Antigua established in 1543 was the Capital of Spanish Central America - Guatemala to Mexico - including Belize, Honduras, Nicaragua and part of Costa Rica.  However in 1773, the town mostly old world masonry architecture was nearly totally destroyed in an earthquake. Capital was moved to Guatemala City in 1776.  |In Antigua we stayed in the excellent Casa Santo Domingo Hotel & Museum.  The Museum fairly extensive.  We ride the Chicken Bus to a neighboring village just to get the experience.

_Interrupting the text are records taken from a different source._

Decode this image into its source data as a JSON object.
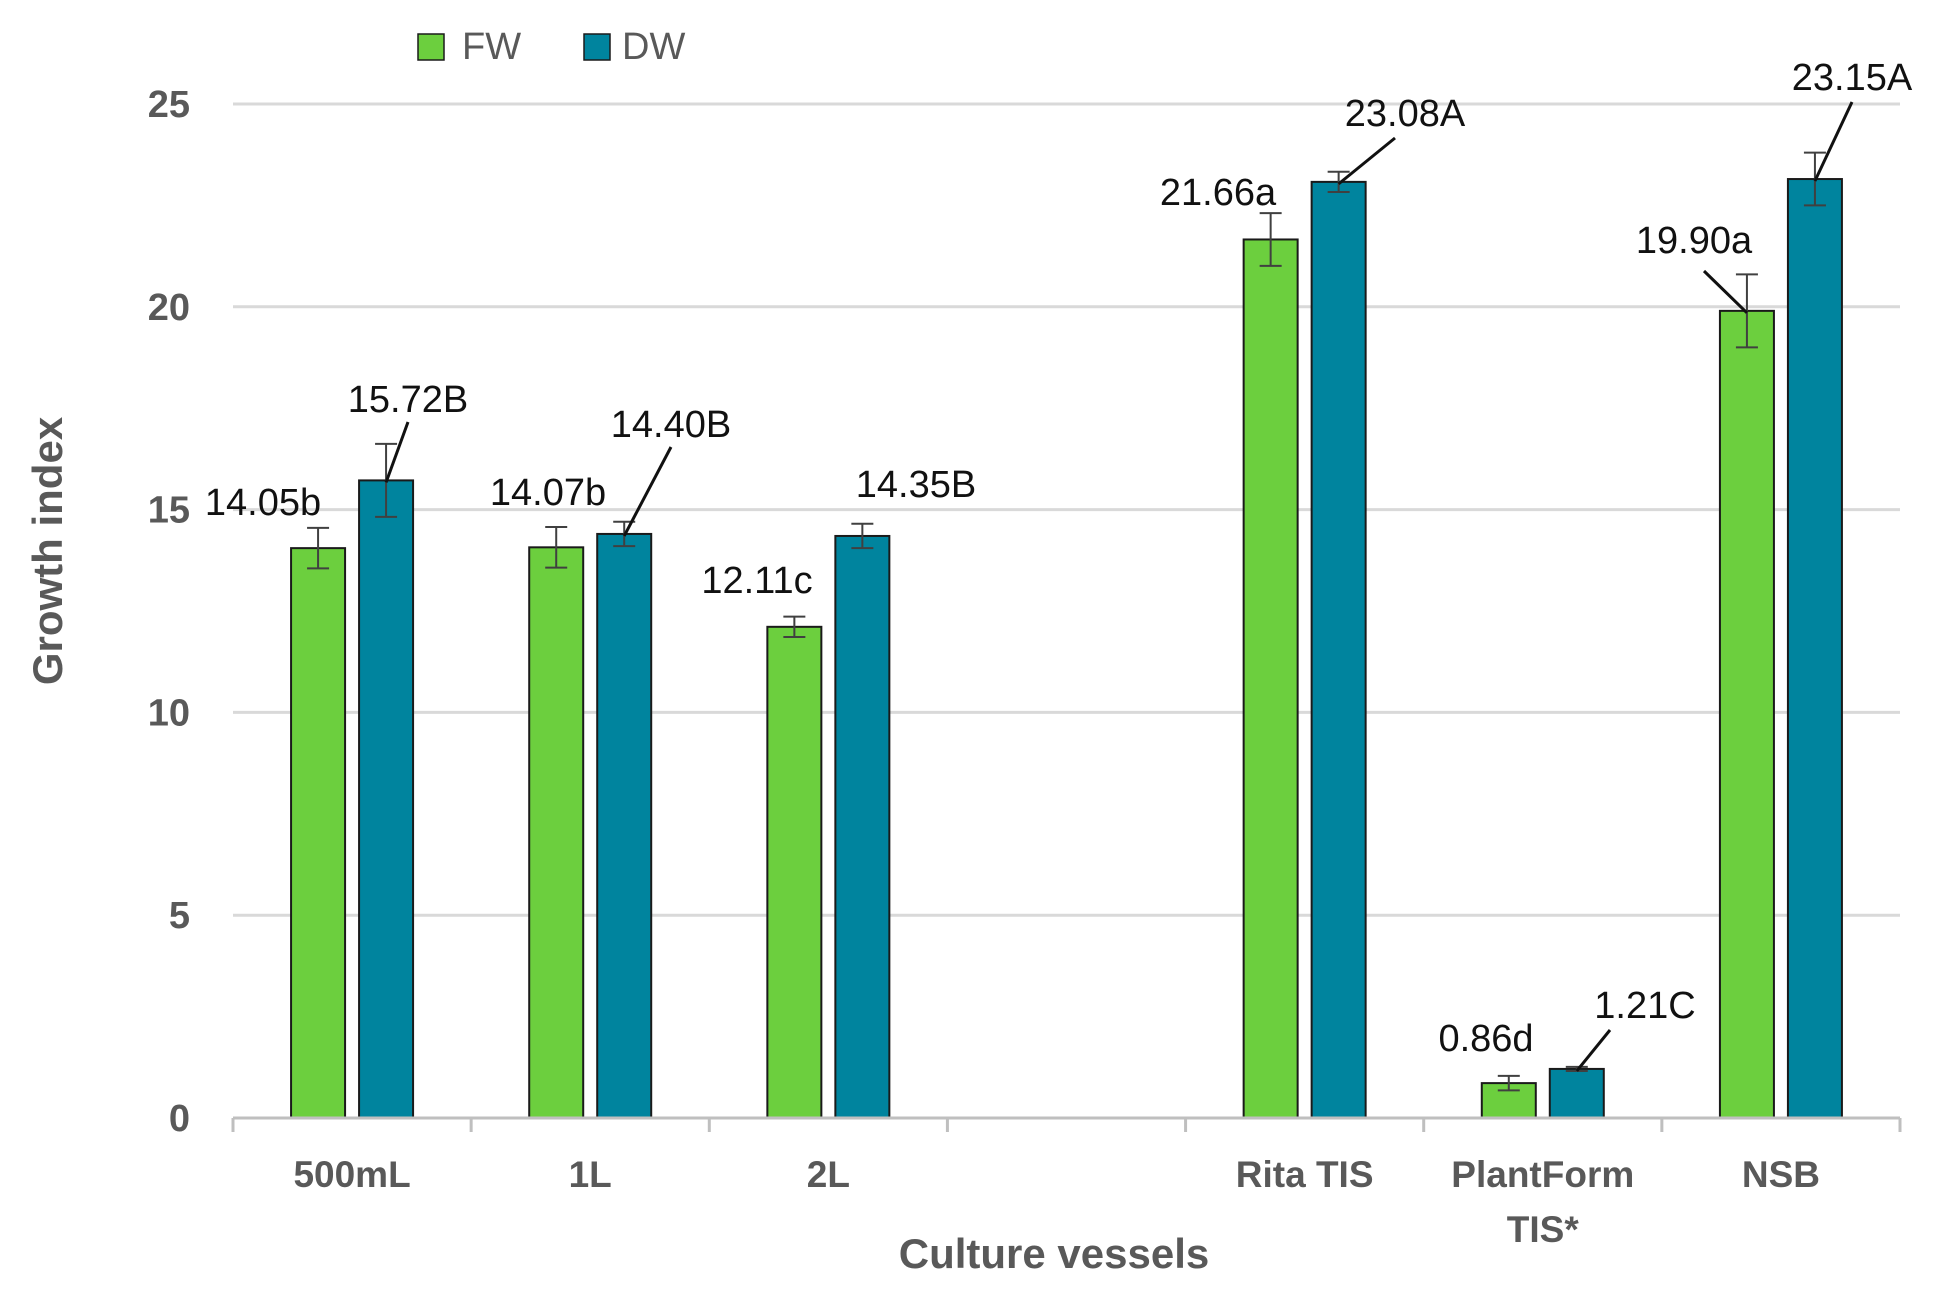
{
  "chart_data": {
    "type": "bar",
    "title": "",
    "xlabel": "Culture vessels",
    "ylabel": "Growth index",
    "ylim": [
      0,
      25
    ],
    "yticks": [
      0,
      5,
      10,
      15,
      20,
      25
    ],
    "grid": true,
    "legend_position": "top-left",
    "categories": [
      "500mL",
      "1L",
      "2L",
      "",
      "Rita TIS",
      "PlantForm TIS*",
      "NSB"
    ],
    "category_lines": [
      [
        "500mL"
      ],
      [
        "1L"
      ],
      [
        "2L"
      ],
      [
        ""
      ],
      [
        "Rita TIS"
      ],
      [
        "PlantForm",
        "TIS*"
      ],
      [
        "NSB"
      ]
    ],
    "series": [
      {
        "name": "FW",
        "color": "#6CCF3E",
        "values": [
          14.05,
          14.07,
          12.11,
          null,
          21.66,
          0.86,
          19.9
        ],
        "errors": [
          0.5,
          0.5,
          0.25,
          null,
          0.65,
          0.18,
          0.9
        ],
        "labels": [
          "14.05b",
          "14.07b",
          "12.11c",
          null,
          "21.66a",
          "0.86d",
          "19.90a"
        ]
      },
      {
        "name": "DW",
        "color": "#00849E",
        "values": [
          15.72,
          14.4,
          14.35,
          null,
          23.08,
          1.21,
          23.15
        ],
        "errors": [
          0.9,
          0.3,
          0.3,
          null,
          0.25,
          0.05,
          0.65
        ],
        "labels": [
          "15.72B",
          "14.40B",
          "14.35B",
          null,
          "23.08A",
          "1.21C",
          "23.15A"
        ]
      }
    ]
  }
}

Guatemala City and surrounds are fraught with crime.  The narrative is that poor economy and living conditions drove young men to migrate to US from whence they could find employment and send money back home.  In the US the extensive drug trade and illegal status of many immigrants migrated to So Cal and elsewhere gangs.  Many apprehended and deported back home.  Still unemployed and now adept at crime, gangs proliferated back in Guatemala, whose dominant activity is extraction of protection money, reminiscent of the US Mafia in places like New York and Chicago in the first half of the twentieth century.  Guatemala Album

Saturday Feb. 22:  Flew north to Flores and explored some additional Maya ruins over the next day.  Tikal National Park ruins.  Then Monday Feb. 24 we proceeded to Belize.  I had visited Belize before in May of 1991, 29 years before, on a SCUBA dive trip flying through Belize City to Ambergris Caye.  Excellent diving and accommodations around the caye.  This time we are entering by road across the western border from with first stop at the Cahal Pech Mayan ruin.  Belize City is hot, dry, and poor appearing, while the western rural area seemed lush more well-kept and maybe prosperous.  We visited Calker Caye by small boat and went on a tour chumming for nurse shark and snorkeling.  Our main OAT trip ended in Belize City with most heading home while I and about five others proceed to the post trip in Nicaragua. Belize Album

Wednesday Feb. 26:  Flew to Managua for two nights at the Intercontinental Managua, isn’t that where my boss Howard Hughes vacationed in later life?  On the intervening day we toured Managua and by bus to Leon, the sight of numerous encounters of the Sandinista revolution.  Friday morning we saw some sights around Managua and set out after lunch for Granada, one of the first Spanish cities in America founded in 1524 – 32 years after Columbus.  Granada is on Lake Nicaragua and our boat ride in late afternoon was spectacular with thousands of birds of many species and spider and capuchin monkeys entertaining us from the shoreline trees.  I climbed to the top of the old Guadalupe Church bell tower across the street from our Hotel Real La Merced which yields a pretty good perspective from above the city – used by William Walker as a fortress in 1856.  William Walker, the subject of a long entwined saga in American history.  After failing to colonize California he moved on to Central and South America.  Eventually taking over Granada, with a small force partially financed by Cornelius Vanderbilt, and declaring himself President in 1856 of Nicaragua!  Granada when he, on the run, ordered it burned.  Still on the run, he was executed in Honduras in 1860.  There’s even a movie Walker that I watched after returning, but seemed to be largely comedy and probably not a source of much fact. Nicaragua Album

Friday Feb. 28:  The DOW down 2000 points this week.  Maybe a thing called Corona virus is the Black Swan this time!

Monday Mar. 2:  Fly back Managua to Los Angeles, just ahead of the world freezing up of the corona virus – which within a couple weeks struck Central and South America very hard.